CAA de VERSAILLES, 6ème chambre, 28/05/2021, 19VE04088, Inédit au recueil Lebon

Information de la jurisprudence
Date de décision28 mai 2021
Num19VE04088
JuridictionVersailles
Formation6ème chambre
PresidentM. ALBERTINI
RapporteurMme Eugénie ORIO
CommissaireMme MARGERIT
AvocatsSELARL ETG AVOCATS

Vu la procédure suivante :

Procédure contentieuse antérieure :

Mme D... A... a demandé au tribunal administratif de Versailles de condamner le département des Yvelines à lui verser la somme de 206 844 euros, assortie des intérêts avec capitalisation à compter du 30 décembre 2018, en réparation des préjudices qu'elle a subis du fait de son accident de service intervenu le 21 septembre 2010.

Par une ordonnance n° 1903151 du 14 octobre 2019, le président de la 2ème chambre du tribunal administratif de Versailles a rejeté cette demande.

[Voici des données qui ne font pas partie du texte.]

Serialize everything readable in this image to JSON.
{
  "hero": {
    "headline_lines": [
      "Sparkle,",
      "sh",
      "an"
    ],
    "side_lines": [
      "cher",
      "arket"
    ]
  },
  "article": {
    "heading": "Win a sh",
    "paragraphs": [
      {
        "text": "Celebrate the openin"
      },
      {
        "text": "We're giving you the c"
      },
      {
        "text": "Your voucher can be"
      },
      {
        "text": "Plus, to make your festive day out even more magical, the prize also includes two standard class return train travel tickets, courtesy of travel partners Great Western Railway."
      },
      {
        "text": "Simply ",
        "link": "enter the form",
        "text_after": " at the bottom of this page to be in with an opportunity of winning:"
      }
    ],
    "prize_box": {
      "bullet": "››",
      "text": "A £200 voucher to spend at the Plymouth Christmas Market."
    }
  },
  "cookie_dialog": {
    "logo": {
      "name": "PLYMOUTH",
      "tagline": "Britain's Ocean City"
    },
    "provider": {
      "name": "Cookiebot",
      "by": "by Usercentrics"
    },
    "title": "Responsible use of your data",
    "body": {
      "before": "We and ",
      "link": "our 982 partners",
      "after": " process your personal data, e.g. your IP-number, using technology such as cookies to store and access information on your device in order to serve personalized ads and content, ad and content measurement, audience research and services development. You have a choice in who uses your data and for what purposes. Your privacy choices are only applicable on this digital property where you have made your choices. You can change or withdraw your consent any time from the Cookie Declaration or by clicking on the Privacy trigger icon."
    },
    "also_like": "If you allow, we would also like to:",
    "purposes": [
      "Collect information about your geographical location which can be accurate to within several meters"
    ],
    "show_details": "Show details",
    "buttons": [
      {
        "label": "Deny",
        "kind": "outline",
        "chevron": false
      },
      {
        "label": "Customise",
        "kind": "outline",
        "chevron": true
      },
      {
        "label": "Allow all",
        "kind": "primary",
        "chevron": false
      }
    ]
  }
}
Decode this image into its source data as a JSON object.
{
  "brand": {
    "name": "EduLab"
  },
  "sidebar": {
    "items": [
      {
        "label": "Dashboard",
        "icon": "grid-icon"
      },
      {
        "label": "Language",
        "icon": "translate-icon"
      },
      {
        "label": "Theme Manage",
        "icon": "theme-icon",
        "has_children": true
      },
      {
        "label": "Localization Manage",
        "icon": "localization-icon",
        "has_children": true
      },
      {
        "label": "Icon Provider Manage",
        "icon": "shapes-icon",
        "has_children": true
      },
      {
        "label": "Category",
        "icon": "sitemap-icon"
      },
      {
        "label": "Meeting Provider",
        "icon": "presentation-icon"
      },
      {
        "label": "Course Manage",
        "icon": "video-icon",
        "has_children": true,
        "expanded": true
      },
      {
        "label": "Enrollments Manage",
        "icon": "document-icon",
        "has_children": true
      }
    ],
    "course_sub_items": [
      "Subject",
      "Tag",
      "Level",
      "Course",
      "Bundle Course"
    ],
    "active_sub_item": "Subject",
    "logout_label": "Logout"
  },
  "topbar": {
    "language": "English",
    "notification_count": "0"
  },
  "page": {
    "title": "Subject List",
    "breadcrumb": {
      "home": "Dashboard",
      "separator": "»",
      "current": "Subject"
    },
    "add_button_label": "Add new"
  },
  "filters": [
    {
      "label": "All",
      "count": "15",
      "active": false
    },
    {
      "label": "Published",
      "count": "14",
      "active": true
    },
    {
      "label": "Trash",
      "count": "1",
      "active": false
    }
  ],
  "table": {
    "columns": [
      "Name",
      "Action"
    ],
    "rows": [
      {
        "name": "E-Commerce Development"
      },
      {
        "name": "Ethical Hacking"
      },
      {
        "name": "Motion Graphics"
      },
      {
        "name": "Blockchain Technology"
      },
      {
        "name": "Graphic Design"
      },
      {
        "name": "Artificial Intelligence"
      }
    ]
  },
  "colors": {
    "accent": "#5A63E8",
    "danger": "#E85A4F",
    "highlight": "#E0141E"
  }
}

Procédure devant la cour :

Par une requête enregistrée le 13 décembre 2019 et un mémoire complémentaire enregistré le 7 août 2020, Mme A..., représentée par Me F..., avocat, demande à la cour :

1°) d'annuler cette ordonnance ;

2°) de condamner le département des Yvelines à lui verser, avec intérêts et capitalisation des intérêts, les sommes de :
- 1140 euros au titre du déficit fonctionnel temporaire total, pour la période allant du 21 septembre 2010 au 27 octobre 2010 ;
- 690 euros au titre du déficit fonctionnel temporaire partiel, pour la période allant du 27 octobre 2010 au 24 novembre 2010, puis du 24 novembre 2010 au 16 décembre 2010 ;
- 12 000 euros au titre du préjudice sexuel temporaire ;
- 30 000 euros au titre des souffrances endurées ;
- 66 304 euros au titre de l'assistance par tierce personne ;
- 20 410 euros au titre du déficit fonctionnel permanent ;
- 30 000 euros au titre du retentissement professionnel ;
- 20 000 euros au titre du préjudice esthétique permanent ;
- 10 000 euros au titre du préjudice d'agrément et des troubles dans les conditions d'existence ;
- 6 300 euros au titre des dépenses de santé futures ;
- 10 000 euros au titre du préjudice sexuel permanent ;

3°) de mettre à la charge du département des Yvelines la somme de 3 000 euros en application des dispositions de l'article L. 761-1 du code de justice administrative.

Elle soutient que :
- c'est à tort que le tribunal a retenu qu'elle avait saisi le département le 30 décembre 2018 d'une seconde réclamation tendant à obtenir l'indemnisation des mêmes chefs de préjudice et portant donc sur les mêmes objets et cause juridique ;
- la réponse défavorable à sa seconde demande ne peut être considérée comme une décision confirmative ;
- c'est aussi à tort que le tribunal a cru relever une absence de changement de circonstance de droit et de fait ;
- les voies et délais de recours n'ont jamais été portés à sa connaissance ;
- elle a droit à la réparation de ses préjudices à raison de la faute du département dans l'organisation du service de restauration scolaire qui implique également l'entretien des locaux et du matériel de cuisine ;
- elle a également droit à réparation du fait de l'insuffisance des mesures de protection tant individuelles que collectives qui auraient permis d'éviter l'accident ;
- subsidiairement, elle a droit à une indemnité complémentaire même en l'absence de faute de la collectivité au titre des préjudices non réparés par l'article 57 de la loi du 26 janvier 1984.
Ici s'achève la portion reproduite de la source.